Esto tiene que terminar. Del mismo modo que un contrato bancario sobre una inversión queda anulado si se demuestra que el usuario no entendía lo que firmó cuando lo firmó, el que un acuerdo de términos de servicio desemboque en la venta ilimitada de la información personal del usuario sin que este realmente esperase ese desenlace debería ser completamente ilegal. Que esa modificación del consenso social que gobernaba el uso de datos personales tuviese lugar de manera subrepticia y generase la caterva de irresponsables ladrones que hoy en día comercian constantemente con todos nuestros datos es algo que es fundamental corregir. Tenemos que dar la vuelta a la legislación de privacidad para que diga exactamente lo contrario a lo que dice actualmente: que todo dato personal que el usuario haya generado no pueda ser comercializado nunca ni utilizado para ningún propósito que no sea el especificado en la propia aplicación, con la única excepción de la petición judicial.

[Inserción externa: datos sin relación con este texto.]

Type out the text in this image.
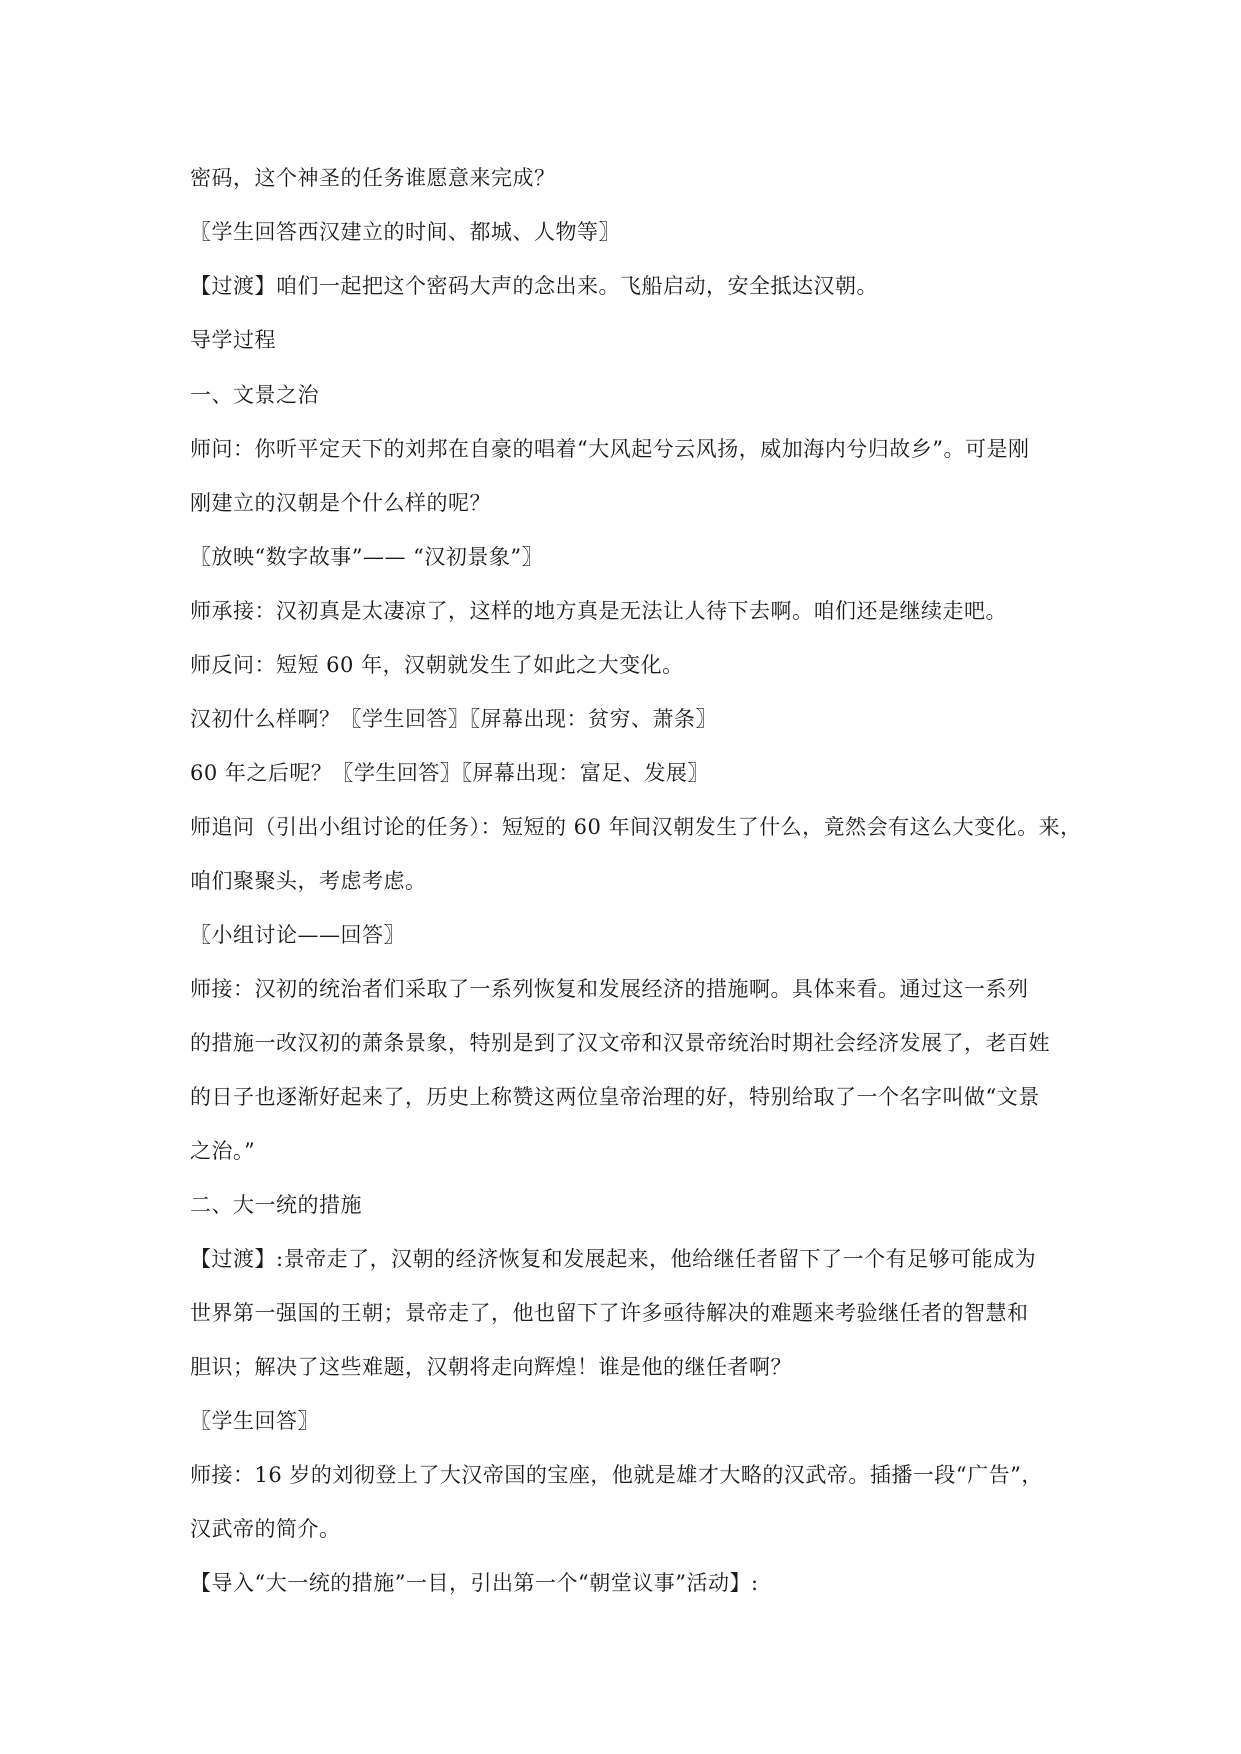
密码，这个神圣的任务谁愿意来完成？
〖学生回答西汉建立的时间、都城、人物等〗
【过渡】咱们一起把这个密码大声的念出来。飞船启动，安全抵达汉朝。
导学过程
一、文景之治
师问：你听平定天下的刘邦在自豪的唱着“大风起兮云风扬，威加海内兮归故乡”。可是刚
刚建立的汉朝是个什么样的呢？
〖放映“数字故事”—— “汉初景象”〗
师承接：汉初真是太凄凉了，这样的地方真是无法让人待下去啊。咱们还是继续走吧。
师反问：短短 60 年，汉朝就发生了如此之大变化。
汉初什么样啊？〖学生回答〗〖屏幕出现：贫穷、萧条〗
60 年之后呢？〖学生回答〗〖屏幕出现：富足、发展〗
师追问（引出小组讨论的任务）：短短的 60 年间汉朝发生了什么，竟然会有这么大变化。来，
咱们聚聚头，考虑考虑。
〖小组讨论——回答〗
师接：汉初的统治者们采取了一系列恢复和发展经济的措施啊。具体来看。通过这一系列
的措施一改汉初的萧条景象，特别是到了汉文帝和汉景帝统治时期社会经济发展了，老百姓
的日子也逐渐好起来了，历史上称赞这两位皇帝治理的好，特别给取了一个名字叫做“文景
之治。”
二、大一统的措施
【过渡】:景帝走了，汉朝的经济恢复和发展起来，他给继任者留下了一个有足够可能成为
世界第一强国的王朝；景帝走了，他也留下了许多亟待解决的难题来考验继任者的智慧和
胆识；解决了这些难题，汉朝将走向辉煌！谁是他的继任者啊？
〖学生回答〗
师接：16 岁的刘彻登上了大汉帝国的宝座，他就是雄才大略的汉武帝。插播一段“广告”，
汉武帝的简介。
【导入“大一统的措施”一目，引出第一个“朝堂议事”活动】:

Por otro lado, el hecho de que el gobierno de los Estados Unidos sea quien adquiere esos datos de manera sistemática debería llevarnos a reflexionar sobre los acuerdos de protección de la privacidad entre Europa y los Estados Unidos, anulados ya en dos ocasiones – los Principios Internacionales Safe Harbor, en octubre de 2015; y el Escudo de la Privacidad Unión Europea-Estados Unidos, en julio de 2020 – y sobre su imposible cumplimiento, además de pedir a gritos una investigación sobre el comportamiento de esos mismos brokers de información en el ámbito de la Unión Europea.

El papel de la Unión Europea en el mundo en este sentido debe ser claro: tenemos que liderar la protección de la privacidad de los ciudadanos, y servir como inspiración para la legislación en otros territorios. Cualquier desviación de ese papel es peligrosa no solo para los derechos fundamentales de los ciudadanos europeos, sino también para los del resto del mundo, y debería generar una reflexión importante sobre lo que queremos o no queremos como sociedad.